Attention was directed to the first metatarsophalangeal joint where approximately a 6 cm dorsal linear incision was made medial and parallel to the extensor hallucis longus tendon.  Sharp and blunt dissection was carried down through the subcutaneous tissues, retracting all neurovascular structures and ligating all necessary bleeders.  Next, dissection was utilized medially to free up all subcutaneous tissue layers off of the medial capsule.  Next, dissection was carried down into the first intermetatarsal space were a lateral release was performed by transecting the deep transverse metatarsal ligament, conjoined tendon, fibular sesamoidal ligaments, followed by a lateral capsulotomy.  The hallux was put into a transverse plane range of motion, and it was noted that adequate release was accomplished.

Next, an inverted type capsulotomy was performed.  All periosteal tissue layers were freed up with a Freer elevator.  All soft tissue attachments were reflected off the medial eminence.  The medial eminence was then resected with an oscillating saw.  Next, a 0.045 K wire was inserted directly medially into first metatarsal head for slight elongation and mild plantar flexion.  A twice as long dorsal chevron osteotomy was then performed with the oscillating saw.  The K-wire was removed and the capital fragment was translocated laterally into a corrected anatomical position.

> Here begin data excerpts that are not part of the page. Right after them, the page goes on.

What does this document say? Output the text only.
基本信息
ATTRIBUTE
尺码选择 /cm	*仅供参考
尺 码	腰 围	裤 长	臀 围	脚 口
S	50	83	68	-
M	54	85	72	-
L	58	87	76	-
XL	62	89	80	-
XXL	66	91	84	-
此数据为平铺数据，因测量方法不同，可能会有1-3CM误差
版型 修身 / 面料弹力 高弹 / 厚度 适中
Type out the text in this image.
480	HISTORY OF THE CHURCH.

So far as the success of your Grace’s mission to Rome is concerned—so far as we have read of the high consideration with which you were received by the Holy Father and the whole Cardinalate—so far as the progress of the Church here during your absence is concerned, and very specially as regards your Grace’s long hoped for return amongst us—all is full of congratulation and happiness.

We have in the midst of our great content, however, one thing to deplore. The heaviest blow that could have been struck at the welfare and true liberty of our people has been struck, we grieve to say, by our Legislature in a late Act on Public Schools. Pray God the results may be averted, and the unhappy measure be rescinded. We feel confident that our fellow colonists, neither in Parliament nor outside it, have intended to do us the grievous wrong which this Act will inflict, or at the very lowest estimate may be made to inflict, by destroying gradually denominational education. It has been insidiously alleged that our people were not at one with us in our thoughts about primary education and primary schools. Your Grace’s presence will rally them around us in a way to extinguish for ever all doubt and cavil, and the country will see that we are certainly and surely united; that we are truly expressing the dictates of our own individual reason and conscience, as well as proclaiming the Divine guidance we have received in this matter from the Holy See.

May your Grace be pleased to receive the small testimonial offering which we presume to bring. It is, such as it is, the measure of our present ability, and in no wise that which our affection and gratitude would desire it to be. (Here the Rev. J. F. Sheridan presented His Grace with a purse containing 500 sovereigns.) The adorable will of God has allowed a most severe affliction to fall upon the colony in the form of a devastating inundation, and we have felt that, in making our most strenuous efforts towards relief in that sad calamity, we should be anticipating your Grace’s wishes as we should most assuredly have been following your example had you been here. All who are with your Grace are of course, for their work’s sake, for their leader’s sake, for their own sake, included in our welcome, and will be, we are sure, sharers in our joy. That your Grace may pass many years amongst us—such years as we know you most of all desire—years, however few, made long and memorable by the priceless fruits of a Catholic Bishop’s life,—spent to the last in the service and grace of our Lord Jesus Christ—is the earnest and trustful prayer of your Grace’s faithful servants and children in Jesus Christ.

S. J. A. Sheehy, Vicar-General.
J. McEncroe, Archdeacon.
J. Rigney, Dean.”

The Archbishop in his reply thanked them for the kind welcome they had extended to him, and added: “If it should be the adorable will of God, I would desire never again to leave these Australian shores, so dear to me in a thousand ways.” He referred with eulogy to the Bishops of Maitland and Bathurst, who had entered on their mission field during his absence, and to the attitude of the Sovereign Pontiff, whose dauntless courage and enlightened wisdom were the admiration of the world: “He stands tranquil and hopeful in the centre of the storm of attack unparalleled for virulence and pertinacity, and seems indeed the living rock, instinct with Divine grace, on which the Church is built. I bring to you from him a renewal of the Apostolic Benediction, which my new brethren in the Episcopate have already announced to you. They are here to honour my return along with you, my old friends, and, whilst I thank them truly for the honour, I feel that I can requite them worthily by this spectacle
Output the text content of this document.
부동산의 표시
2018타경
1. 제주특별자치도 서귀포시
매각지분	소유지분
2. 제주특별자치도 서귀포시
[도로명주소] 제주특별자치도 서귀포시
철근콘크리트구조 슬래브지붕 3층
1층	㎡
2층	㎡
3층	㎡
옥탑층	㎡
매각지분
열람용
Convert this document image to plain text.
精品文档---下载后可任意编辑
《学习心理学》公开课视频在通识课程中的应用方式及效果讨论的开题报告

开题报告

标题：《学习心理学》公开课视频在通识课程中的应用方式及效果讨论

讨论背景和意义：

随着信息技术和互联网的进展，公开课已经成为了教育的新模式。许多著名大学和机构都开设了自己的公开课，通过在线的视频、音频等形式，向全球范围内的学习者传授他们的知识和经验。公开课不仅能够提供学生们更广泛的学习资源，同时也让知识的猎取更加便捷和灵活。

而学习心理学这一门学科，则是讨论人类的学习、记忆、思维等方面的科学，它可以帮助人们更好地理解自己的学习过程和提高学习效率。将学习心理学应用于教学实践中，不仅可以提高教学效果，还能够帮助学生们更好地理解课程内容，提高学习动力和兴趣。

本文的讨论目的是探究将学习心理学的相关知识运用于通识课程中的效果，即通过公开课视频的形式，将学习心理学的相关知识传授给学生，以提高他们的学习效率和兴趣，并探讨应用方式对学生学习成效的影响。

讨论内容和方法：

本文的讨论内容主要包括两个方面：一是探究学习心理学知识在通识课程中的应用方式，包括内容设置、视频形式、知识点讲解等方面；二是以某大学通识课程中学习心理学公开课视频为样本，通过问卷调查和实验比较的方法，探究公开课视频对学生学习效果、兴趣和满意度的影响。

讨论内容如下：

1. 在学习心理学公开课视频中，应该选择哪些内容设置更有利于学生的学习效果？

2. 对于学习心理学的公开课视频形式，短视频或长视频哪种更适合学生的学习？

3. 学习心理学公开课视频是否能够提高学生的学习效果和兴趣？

Next, two 2.0 AO cortical screws were inserted across the osteotomy site using strict lag screw technique.  Fluoroscopy was utilized to confirm proper screw fixation, and it was noted to be in excellent position.  Next, all redundant medial capsular tissue was removed.  The wound was flushed and irrigated using copious amounts of normal sterile saline.  Deep closure of the capsule was done and reapproximated using 4-0 Vicryl suture.  The skin was closed and reapproximated using 5-0 Prolene suture in a horizontal mattress interrupted suture technique.

Attention was then directed to the medical aspect of the midfoot where approximately a 5 cm slight S-type incision was made about the navicular tuberosity.  Sharp and blunt dissection was carried down through the subcutaneous tissues, retracting all neurovascular structures and ligating all necessary bleeders.  Dissection was carried down to the posterior tibial tendon sheath where it was carefully incised and was tagged for later closure.

Next, the posterior tibial tendon was identified as attachment at the navicular tuberosity.  An incision was made through the superior aspect of the tendon and freed off of the navicular.  Fluoroscopy was utilized to visualize the os navicularis.  The accessory bone was then removed with an oscillating saw and osteotome.  It was noted that the bone had a blackish discoloration appearance and a segment of bone was sent for pathology.

Following removal of the accessory bone, the wound was flushed and irrigated using copious amounts of normal sterile saline.  The tendon was reapproximated using Vicryl suture and the remaining deep closure was reapproximated with 4-0 Vicryl suture.  Next, the skin was closed and approximated using 4-0 Prolene suture in a horizontal mattress interrupted suture technique.  All wounds were dressed with Steri-Strips, Betadine-soaked Adaptic, 4 x 4, Kling, and an Ace bandage.  The tourniquet was deflated.

The patient tolerated the anesthesia and procedure well and returned to the PACU with vital signs stable and hyperemia noted to all left foot digits.